Almost sure stability of discrete-time linear systems subject to nested quantization under erasure channels of limited data rate

This paper investigates almost sure stability of discrete-time linear systems over packet erasure forward channel (the channel from the controller to the actuator) and packet erasure backward channel (the channel from the sensor to the controller) of limited data rate, which involves input quantization (for the controller output) and output quantization (for the plant output) with limited data rate. The interaction of output quantization and input quantization may lead to the nested quantizations, which complicates the system design immensely. Moreover, only by the plant output or the controller output received by their quantizers, the quantizers can not decide the dynamics of quantization region of the plant output and the controller output under packet erasure forward and backward channels, so some dynamical systems are constructed to represent the dynamics of quantization region for quantizing the outputs of the system and the controller. Specially, the state vector of the dynamical systems composes of not only the real outputs of the system and the controller but also their quantized values at last time.

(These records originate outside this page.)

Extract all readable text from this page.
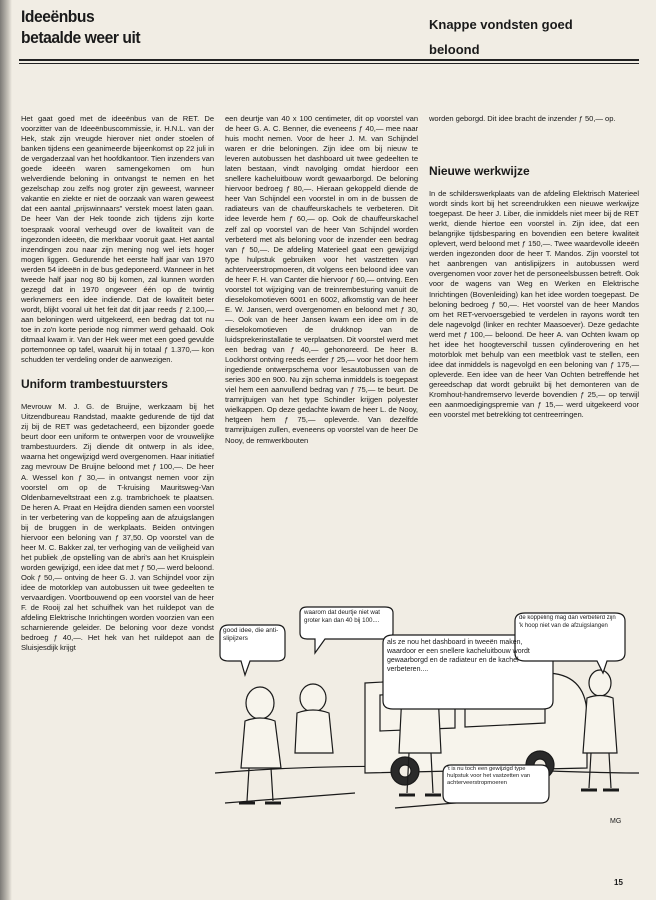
Ideeënbus
betaalde weer uit
Knappe vondsten goed
beloond

Het gaat goed met de ideeënbus van de RET. De voorzitter van de Ideeënbuscommissie, ir. H.N.L. van der Hek, stak zijn vreugde hierover niet onder stoelen of banken tijdens een geanimeerde bijeenkomst op 22 juli in de vergaderzaal van het hoofdkantoor. Tien inzenders van goede ideeën waren samengekomen om hun welverdiende beloning in ontvangst te nemen en het gezelschap zou zelfs nog groter zijn geweest, wanneer vakantie en ziekte er niet de oorzaak van waren geweest dat een aantal „prijswinnaars” verstek moest laten gaan. De heer Van der Hek toonde zich tijdens zijn korte toespraak vooral verheugd over de kwaliteit van de ingezonden ideeën, die merkbaar vooruit gaat. Het aantal inzendingen zou naar zijn mening nog wel iets hoger mogen liggen. Gedurende het eerste half jaar van 1970 werden 54 ideeën in de bus gedeponeerd. Wanneer in het tweede half jaar nog 80 bij komen, zal kunnen worden gezegd dat in 1970 ongeveer één op de twintig werknemers een idee indiende. Dat de kwaliteit beter wordt, blijkt vooral uit het feit dat dit jaar reeds ƒ 2.100,— aan beloningen werd uitgekeerd, een bedrag dat tot nu toe in zo'n korte periode nog nimmer werd gehaald. Ook ditmaal kwam ir. Van der Hek weer met een goed gevulde portemonnee op tafel, waaruit hij in totaal ƒ 1.370,— kon schudden ter verdeling onder de aanwezigen.

Uniform trambestuursters

Mevrouw M. J. G. de Bruijne, werkzaam bij het Uitzendbureau Randstad, maakte gedurende de tijd dat zij bij de RET was gedetacheerd, een bijzonder goede beurt door een uniform te ontwerpen voor de vrouwelijke trambestuurders. Zij diende dit ontwerp in als idee, waarna het ongewijzigd werd overgenomen. Haar initiatief zag mevrouw De Bruijne beloond met ƒ 100,—. De heer A. Wessel kon ƒ 30,— in ontvangst nemen voor zijn voorstel om op de T-kruising Mauritsweg-Van Oldenbarneveltstraat een z.g. trambrichoek te plaatsen. De heren A. Praat en Heijdra dienden samen een voorstel in ter verbetering van de koppeling aan de afzuigslangen bij de bruggen in de werkplaats. Beiden ontvingen hiervoor een beloning van ƒ 37,50. Op voorstel van de heer M. C. Bakker zal, ter verhoging van de veiligheid van het publiek ,de opstelling van de abri's aan het Kruisplein worden gewijzigd, een idee dat met ƒ 50,— werd beloond. Ook ƒ 50,— ontving de heer G. J. van Schijndel voor zijn idee de motorklep van autobussen uit twee gedeelten te vervaardigen. Voortbouwend op een voorstel van de heer F. de Rooij zal het schuifhek van het ruildepot van de afdeling Elektrische Inrichtingen worden voorzien van een scharnierende geleider. De beloning voor deze vondst bedroeg ƒ 40,—. Het hek van het ruildepot aan de Sluisjesdijk krijgt

een deurtje van 40 x 100 centimeter, dit op voorstel van de heer G. A. C. Benner, die eveneens ƒ 40,— mee naar huis mocht nemen. Voor de heer J. M. van Schijndel waren er drie beloningen. Zijn idee om bij nieuw te leveren autobussen het dashboard uit twee gedeelten te laten bestaan, vindt navolging omdat hierdoor een snellere kacheluitbouw wordt gewaarborgd. De beloning hiervoor bedroeg ƒ 80,—. Hieraan gekoppeld diende de heer Van Schijndel een voorstel in om in de bussen de radiateurs van de chauffeurskachels te verbeteren. Dit idee leverde hem ƒ 60,— op. Ook de chauffeurskachel zelf zal op voorstel van de heer Van Schijndel worden verbeterd met als beloning voor de inzender een bedrag van ƒ 50,—. De afdeling Materieel gaat een gewijzigd type hulpstuk gebruiken voor het vastzetten van achterveerstropmoeren, dit volgens een beloond idee van de heer F. H. van Canter die hiervoor ƒ 60,— ontving. Een voorstel tot wijziging van de treinrembesturing vanuit de dieselokomotieven 6001 en 6002, afkomstig van de heer E. W. Jansen, werd overgenomen en beloond met ƒ 30,—. Ook van de heer Jansen kwam een idee om in de dieselokomotieven de drukknop van de luidsprekerinstallatie te verplaatsen. Dit voorstel werd met een bedrag van ƒ 40,— gehonoreerd. De heer B. Lockhorst ontving reeds eerder ƒ 25,— voor het door hem ingediende ontwerpschema voor lesautobussen van de series 300 en 900. Nu zijn schema inmiddels is toegepast viel hem een aanvullend bedrag van ƒ 75,— te beurt. De tramrijtuigen van het type Schindler krijgen polyester wielkappen. Op deze gedachte kwam de heer L. de Nooy, hetgeen hem ƒ 75,— opleverde. Van dezelfde tramrijtuigen zullen, eveneens op voorstel van de heer De Nooy, de remwerkbouten

worden geborgd. Dit idee bracht de inzender ƒ 50,— op.

Nieuwe werkwijze

In de schilderswerkplaats van de afdeling Elektrisch Materieel wordt sinds kort bij het screendrukken een nieuwe werkwijze toegepast. De heer J. Liber, die inmiddels niet meer bij de RET werkt, diende hiertoe een voorstel in. Zijn idee, dat een belangrijke tijdsbesparing en bovendien een betere kwaliteit oplevert, werd beloond met ƒ 150,—. Twee waardevolle ideeën werden ingezonden door de heer T. Mandos. Zijn voorstel tot het aanbrengen van antislipijzers in autobussen werd overgenomen voor zover het de personeelsbussen betreft. Ook voor de wagens van Weg en Werken en Elektrische Inrichtingen (Bovenleiding) kan het idee worden toegepast. De beloning bedroeg ƒ 50,—. Het voorstel van de heer Mandos om het RET-vervoersgebied te verdelen in rayons wordt ten dele nagevolgd (linker en rechter Maasoever). Deze gedachte werd met ƒ 100,— beloond. De heer A. van Ochten kwam op het idee het hoogteverschil tussen cylinderovering en het motorblok met behulp van een meetblok vast te stellen, een idee dat inmiddels is nagevolgd en een beloning van ƒ 175,— opleverde. Een idee van de heer Van Ochten betreffende het gereedschap dat wordt gebruikt bij het demonteren van de Kromhout-handremservo leverde bovendien ƒ 25,— op terwijl een aanmoedigingspremie van ƒ 15,— werd uitgekeerd voor een voorstel met betrekking tot centreerringen.

good idee, die anti-slipijzers
waarom dat deurtje niet wat groter kan dan 40 bij 100....
als ze nou het dashboard in tweeën maken, waardoor er een snellere kacheluitbouw wordt gewaarborgd en de radiateur en de kachel verbeteren....
de koppeling mag dan verbeterd zijn 'k hoop niet van de afzuigslangen
't is nu toch een gewijzigd type hulpstuk voor het vastzetten van achterveerstropmoeren
MG
15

By these dynamical systems the considered system is modeled by a stochastic difference system, and the considered problem is transformed into the almost sure stability problem of the stochastic difference system. With spherical polar coordinate quantizer and the constructed systems, a quantization method is presented for solving nested quantization with limited data rate and achieving almost sure stability of the systems under the packet erasure channels. Numerical examples show the effectiveness of the results.